Cruise, September 9, 1992
Michigan Tribune, September 1992
July 25, 1967 – May 30, 2017
Timothy Richard Liupakka graduated in 1986 from Marquette Senior High School and attended Northern Michigan University before moving to Milwaukee to pursue a degree in interior design. Liupakka performed under the drag name Tabitha Stephens in Wisconsin and later in annual shows at NMU. In 2015, he moved to Florida where he worked in hotel housekeeping and married Peter Williamson.
Fassbender Swanson Hansen Funeral Home
January 21, 1929 – November 21, 1953
A native of Morristown, Tennessee, Lewis Shields Treece served for a time in the U.S. military and entertained as part of the Black Drag revue at Uncle Tom’s Plantation on Eight Mile Road in Detroit in the early 1950s. He was killed in an auto crash at age 24 following a performance at the night club.

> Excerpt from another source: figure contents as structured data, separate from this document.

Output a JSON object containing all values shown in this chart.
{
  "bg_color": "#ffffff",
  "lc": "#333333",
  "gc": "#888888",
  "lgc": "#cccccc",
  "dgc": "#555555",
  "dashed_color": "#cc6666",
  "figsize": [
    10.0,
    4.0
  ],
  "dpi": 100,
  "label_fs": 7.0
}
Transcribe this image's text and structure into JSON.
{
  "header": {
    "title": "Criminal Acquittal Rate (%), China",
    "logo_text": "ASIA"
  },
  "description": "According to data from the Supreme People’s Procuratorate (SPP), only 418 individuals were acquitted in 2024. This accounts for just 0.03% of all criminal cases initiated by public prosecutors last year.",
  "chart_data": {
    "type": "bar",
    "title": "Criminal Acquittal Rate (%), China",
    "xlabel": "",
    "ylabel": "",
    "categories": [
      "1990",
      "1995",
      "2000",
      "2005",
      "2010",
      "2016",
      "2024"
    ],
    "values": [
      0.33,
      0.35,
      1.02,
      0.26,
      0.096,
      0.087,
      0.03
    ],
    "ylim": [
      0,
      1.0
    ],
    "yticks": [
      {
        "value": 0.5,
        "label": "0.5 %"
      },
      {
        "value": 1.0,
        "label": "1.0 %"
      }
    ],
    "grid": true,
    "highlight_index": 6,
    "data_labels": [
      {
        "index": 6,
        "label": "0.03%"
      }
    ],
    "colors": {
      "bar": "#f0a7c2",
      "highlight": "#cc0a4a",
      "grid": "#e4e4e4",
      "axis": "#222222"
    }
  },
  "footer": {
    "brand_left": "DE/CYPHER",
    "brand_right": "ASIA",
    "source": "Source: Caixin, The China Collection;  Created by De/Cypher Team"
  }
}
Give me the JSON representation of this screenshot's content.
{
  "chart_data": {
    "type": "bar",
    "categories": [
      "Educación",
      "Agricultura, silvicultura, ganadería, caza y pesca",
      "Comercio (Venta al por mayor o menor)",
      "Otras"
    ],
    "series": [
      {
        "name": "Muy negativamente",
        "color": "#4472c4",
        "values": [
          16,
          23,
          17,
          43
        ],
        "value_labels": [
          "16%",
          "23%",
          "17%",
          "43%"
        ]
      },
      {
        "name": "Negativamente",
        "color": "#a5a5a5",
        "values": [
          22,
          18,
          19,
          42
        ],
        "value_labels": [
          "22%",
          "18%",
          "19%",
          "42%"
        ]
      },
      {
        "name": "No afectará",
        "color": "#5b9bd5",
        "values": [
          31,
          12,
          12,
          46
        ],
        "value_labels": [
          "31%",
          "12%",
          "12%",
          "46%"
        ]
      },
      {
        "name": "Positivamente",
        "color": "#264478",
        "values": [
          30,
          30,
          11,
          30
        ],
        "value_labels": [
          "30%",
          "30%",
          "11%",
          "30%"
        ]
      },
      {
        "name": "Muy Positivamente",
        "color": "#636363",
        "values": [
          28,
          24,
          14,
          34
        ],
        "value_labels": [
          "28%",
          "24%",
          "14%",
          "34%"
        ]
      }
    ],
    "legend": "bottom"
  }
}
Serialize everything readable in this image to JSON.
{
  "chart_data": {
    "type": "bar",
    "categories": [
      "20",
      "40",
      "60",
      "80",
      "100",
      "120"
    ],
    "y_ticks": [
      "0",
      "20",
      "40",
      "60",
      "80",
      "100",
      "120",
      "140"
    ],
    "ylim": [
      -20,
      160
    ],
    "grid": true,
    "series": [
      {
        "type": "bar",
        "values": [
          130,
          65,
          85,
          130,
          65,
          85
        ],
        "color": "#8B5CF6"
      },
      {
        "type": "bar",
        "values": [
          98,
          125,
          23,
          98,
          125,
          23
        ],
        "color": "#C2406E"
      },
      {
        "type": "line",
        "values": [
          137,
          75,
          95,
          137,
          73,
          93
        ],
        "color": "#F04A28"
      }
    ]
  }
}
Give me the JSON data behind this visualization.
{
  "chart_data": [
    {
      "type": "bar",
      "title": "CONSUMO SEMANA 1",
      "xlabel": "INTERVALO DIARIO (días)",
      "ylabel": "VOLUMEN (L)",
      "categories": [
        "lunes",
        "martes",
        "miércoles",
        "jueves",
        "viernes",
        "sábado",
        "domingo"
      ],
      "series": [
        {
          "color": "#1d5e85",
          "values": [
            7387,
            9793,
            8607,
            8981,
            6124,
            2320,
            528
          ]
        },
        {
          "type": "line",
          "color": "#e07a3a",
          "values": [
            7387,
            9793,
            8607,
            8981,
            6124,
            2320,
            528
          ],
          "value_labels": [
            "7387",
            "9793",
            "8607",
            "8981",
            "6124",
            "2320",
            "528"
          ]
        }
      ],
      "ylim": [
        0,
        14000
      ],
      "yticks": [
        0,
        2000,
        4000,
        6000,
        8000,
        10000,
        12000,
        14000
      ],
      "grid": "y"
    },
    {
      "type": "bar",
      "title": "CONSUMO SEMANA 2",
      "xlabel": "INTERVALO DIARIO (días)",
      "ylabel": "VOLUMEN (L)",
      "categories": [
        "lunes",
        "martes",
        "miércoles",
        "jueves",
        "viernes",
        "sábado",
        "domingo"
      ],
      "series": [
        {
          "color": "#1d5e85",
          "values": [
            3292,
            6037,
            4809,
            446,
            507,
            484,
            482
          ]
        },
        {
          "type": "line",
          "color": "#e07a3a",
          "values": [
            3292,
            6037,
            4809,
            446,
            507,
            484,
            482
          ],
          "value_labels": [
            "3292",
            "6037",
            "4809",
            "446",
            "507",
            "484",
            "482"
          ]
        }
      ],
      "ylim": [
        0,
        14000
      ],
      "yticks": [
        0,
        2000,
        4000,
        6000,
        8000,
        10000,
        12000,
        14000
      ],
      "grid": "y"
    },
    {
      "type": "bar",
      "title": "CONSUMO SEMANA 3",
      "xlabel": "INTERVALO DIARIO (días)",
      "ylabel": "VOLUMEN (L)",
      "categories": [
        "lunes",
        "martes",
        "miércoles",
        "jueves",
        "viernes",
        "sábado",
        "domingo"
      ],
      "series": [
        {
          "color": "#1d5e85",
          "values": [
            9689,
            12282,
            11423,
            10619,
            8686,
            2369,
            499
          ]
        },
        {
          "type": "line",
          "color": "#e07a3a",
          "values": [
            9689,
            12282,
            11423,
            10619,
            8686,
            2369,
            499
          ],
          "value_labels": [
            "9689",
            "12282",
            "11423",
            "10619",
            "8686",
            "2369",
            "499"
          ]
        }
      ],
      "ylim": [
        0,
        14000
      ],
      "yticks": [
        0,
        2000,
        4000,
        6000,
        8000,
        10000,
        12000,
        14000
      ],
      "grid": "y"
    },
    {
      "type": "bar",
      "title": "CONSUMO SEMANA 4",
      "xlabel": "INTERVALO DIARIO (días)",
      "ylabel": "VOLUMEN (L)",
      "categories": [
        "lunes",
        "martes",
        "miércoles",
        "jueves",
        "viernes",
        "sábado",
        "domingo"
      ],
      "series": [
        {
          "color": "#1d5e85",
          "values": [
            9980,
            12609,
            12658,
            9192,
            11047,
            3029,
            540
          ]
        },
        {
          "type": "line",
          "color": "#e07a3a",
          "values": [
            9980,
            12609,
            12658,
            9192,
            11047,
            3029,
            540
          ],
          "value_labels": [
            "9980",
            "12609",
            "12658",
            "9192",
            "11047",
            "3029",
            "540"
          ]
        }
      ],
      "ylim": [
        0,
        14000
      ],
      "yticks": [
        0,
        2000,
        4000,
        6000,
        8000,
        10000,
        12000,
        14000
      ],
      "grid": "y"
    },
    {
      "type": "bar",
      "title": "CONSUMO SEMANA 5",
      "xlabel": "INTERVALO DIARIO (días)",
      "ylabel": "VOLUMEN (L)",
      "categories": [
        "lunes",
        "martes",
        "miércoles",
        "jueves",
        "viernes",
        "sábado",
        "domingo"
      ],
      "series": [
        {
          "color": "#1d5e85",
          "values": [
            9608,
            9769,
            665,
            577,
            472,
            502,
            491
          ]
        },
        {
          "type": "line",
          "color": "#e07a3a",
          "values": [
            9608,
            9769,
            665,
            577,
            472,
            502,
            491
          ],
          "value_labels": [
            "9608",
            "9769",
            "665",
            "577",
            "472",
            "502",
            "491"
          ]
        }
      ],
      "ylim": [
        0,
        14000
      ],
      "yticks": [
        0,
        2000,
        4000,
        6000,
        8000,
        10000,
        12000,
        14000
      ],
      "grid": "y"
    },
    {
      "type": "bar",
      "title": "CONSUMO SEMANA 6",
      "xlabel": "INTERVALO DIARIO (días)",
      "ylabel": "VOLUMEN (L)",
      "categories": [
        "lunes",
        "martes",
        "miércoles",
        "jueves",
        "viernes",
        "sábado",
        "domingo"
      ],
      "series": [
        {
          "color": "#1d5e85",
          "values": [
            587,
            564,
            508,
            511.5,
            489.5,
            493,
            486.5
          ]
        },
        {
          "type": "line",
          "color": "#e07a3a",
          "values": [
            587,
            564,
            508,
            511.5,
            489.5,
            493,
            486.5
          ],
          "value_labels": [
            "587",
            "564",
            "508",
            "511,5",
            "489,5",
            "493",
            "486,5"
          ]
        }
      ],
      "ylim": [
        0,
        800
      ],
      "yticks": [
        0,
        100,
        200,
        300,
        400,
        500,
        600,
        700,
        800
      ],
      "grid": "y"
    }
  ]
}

Detroit Tribune, November 28, 1953
Michigan Chronicle, November 28, 1953
January 22, 1943 – June 23, 2005
Erroll Wayne Hert took his mother’s name Vaunda for his stage name, wowing audiences as the renowned Vaunda Lee at Menjo’s, the Gold Coast, Triple XXX, and other Detroit bars in the 1970s and 1980s. He won the Camp Prize from the Performer Awards of Detroit in 1982. Hert resided in his hometown of Bedford, Indiana at the time of his death.
Our Community Roots
April 5, 1939 – March 9, 2018
Robert Francis “Bobby” Schorle was an icon in the Grand Rapids gay community. Schorle was longtime co-owner of various bars, including the Carousel Lounge, Turn About, Carousel II, and the Cell. He was also instrumental in creating the local Queen of Hearts pageant. Born in Chicago, Schorle grew up on a fruit farm in Fennville and graduated from Fennville High School in 1957.
Chappell Funeral Home
January 28, 1952 – February 27, 1992
Detroit native Richard Steven Shank graduated from Novi High School in 1971 and worked as a waiter and bartender at Morey’s and the Escape. Shank was also involved in local community theater and for a time performed female impersonation as Rickie Day. He died from AIDS-related complications at age 39.
Cruise, March 18, 1992
April 3, 1933 – December 6, 1983
Originally from Arkansas, Winfred Wells was raised in Detroit and in the 1950s became a noted local beatnik poet. In the 1960s he performed female impersonation under his own name at the Diplomat Lounge. Wells subsequently moved to England, where he wrote screenplays and lived with his longtime companion, director Silvio Narizzano.